Override.conf is loaded as Drop-In. Now we have increased TimeoutStopSec to 630. And this override.conf will not be overwritten by TiUP.

To gracefully shutdown TiDB server:

$ tiup cluster stop {cluster_name} -N {tidb_ip}:4000 --wait-timeout 630

Be aware that TiUP has a default wait timeout of 120 seconds. Set this time to be longer than graceful-wait-before-shutdown using TiUP command line option --wait-timeout.

You’ve provided a detailed analysis of the issues and solutions related to gracefully shutting down a TiDB server deployed by TiUP, especially addressing the challenges posed by systemd’s default TimeoutStopSec and TiUP’s config file overwrites. The solution you propose, involving an override file (/etc/systemd/system/tidb-4000.service.d/override.conf), is a very effective method for achieving this goal.

Here’s a breakdown of the solution and additional considerations:

1. Override File: The override file override.conf placed within the /etc/systemd/system/tidb-4000.service.d/ directory allows you to modify the TimeoutStopSec setting without TiUP overwriting your changes. This is a common and recommended approach for managing systemd services in a way that respects user customizations.

2. TimeoutStopSec Value: Increasing the TimeoutStopSec to 600 seconds (10 minutes) provides a sufficient grace period for the TiDB server to process any remaining requests and close existing connections before shutting down.

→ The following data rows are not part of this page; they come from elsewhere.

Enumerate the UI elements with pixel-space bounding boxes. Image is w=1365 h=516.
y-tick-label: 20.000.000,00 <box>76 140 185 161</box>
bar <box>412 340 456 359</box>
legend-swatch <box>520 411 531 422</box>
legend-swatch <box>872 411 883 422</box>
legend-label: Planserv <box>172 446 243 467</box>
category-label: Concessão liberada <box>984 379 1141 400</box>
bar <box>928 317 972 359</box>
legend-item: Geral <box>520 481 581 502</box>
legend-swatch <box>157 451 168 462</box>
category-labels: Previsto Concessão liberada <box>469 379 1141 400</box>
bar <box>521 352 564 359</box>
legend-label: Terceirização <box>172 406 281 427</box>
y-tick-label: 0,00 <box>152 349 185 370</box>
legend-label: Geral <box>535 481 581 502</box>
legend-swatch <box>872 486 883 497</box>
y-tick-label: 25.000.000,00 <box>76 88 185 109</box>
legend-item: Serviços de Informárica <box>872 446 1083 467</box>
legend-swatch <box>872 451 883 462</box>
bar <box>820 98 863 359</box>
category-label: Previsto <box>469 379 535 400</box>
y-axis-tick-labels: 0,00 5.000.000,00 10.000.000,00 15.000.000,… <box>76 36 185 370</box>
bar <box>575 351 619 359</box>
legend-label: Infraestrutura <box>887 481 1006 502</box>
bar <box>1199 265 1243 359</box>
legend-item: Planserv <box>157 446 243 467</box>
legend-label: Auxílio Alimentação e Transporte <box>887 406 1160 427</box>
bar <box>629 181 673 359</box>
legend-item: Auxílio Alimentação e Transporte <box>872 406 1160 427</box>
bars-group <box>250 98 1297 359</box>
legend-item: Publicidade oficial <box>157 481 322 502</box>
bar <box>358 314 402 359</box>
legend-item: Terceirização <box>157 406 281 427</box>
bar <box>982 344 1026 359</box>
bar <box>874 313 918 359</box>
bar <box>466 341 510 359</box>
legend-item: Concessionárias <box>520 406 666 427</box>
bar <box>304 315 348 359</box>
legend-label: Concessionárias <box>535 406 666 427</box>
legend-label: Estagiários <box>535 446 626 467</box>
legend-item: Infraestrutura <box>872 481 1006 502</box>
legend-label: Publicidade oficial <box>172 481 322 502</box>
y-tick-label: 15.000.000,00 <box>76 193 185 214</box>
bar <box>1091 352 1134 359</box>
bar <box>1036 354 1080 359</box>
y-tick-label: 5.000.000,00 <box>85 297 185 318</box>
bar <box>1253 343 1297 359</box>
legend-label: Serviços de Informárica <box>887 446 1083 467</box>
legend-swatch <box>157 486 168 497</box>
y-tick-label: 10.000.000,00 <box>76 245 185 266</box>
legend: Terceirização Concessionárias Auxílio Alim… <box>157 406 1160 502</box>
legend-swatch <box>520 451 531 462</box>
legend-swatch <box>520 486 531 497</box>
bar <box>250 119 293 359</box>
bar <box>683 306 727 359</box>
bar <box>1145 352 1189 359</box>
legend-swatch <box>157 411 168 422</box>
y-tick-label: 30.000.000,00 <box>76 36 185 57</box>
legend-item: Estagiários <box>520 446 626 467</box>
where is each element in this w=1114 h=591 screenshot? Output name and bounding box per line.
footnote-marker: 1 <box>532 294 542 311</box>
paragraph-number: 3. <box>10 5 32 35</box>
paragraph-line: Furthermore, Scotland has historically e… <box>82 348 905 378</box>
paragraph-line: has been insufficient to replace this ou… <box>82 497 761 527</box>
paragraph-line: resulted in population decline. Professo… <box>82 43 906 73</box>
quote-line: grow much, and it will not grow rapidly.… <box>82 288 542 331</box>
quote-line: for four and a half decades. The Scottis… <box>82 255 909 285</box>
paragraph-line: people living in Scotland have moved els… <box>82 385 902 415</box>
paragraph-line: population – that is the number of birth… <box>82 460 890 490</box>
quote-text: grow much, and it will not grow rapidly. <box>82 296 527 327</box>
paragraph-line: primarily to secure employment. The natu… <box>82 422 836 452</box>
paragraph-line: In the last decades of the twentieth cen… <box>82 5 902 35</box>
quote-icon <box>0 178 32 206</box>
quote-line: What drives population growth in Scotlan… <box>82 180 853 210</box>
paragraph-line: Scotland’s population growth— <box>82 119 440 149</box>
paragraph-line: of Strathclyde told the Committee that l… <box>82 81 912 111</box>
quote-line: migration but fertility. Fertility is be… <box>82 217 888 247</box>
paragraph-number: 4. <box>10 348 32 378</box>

This value should be aligned with the maxlifetime setting in your connection pool to ensure all connections are closed before the server stops.

3. TiUP --wait-timeout Option: The tiup cluster stop command has a built-in --wait-timeout option. Setting this value to a duration greater than your chosen TimeoutStopSec (in this case, at least 600 seconds) will allow TiUP to wait for the server to shut down gracefully without forcing a premature termination.

Additional Considerations:

• Connection Pool Configuration: Ensure that your connection pool configuration, specifically the maxlifetime parameter, is set to a value shorter than the TimeoutStopSec in the override file. This will allow for efficient connection cleanup before the TiDB server is stopped.

• Load Balancer Configuration: Coordinate with your load balancer administrator to ensure that new connections are not directed to the TiDB server during the shutdown process. This is crucial to prevent new transactions from being initiated on the server while it’s in the process of shutting down.

• Monitoring: Monitor the TiDB server’s shutdown process closely. Use systemd’s status command (systemctl status tidb-4000) to track the server’s state and ensure it shuts down gracefully within the specified timeout.

• TiUP Updates: Be aware that future TiUP updates may introduce changes that could potentially overwrite your override file. While this is unlikely, it’s important to be cautious and review your system configuration after TiUP updates. You may need to re-apply the override file if necessary.

By implementing the solution and considering these additional points, you can ensure a graceful shutdown of your TiDB server, minimizing impact on your application and end users.

: Timeouts in TiDB | PingCAP Docs

Note that TiProxy can also help to reduce the impact on applications.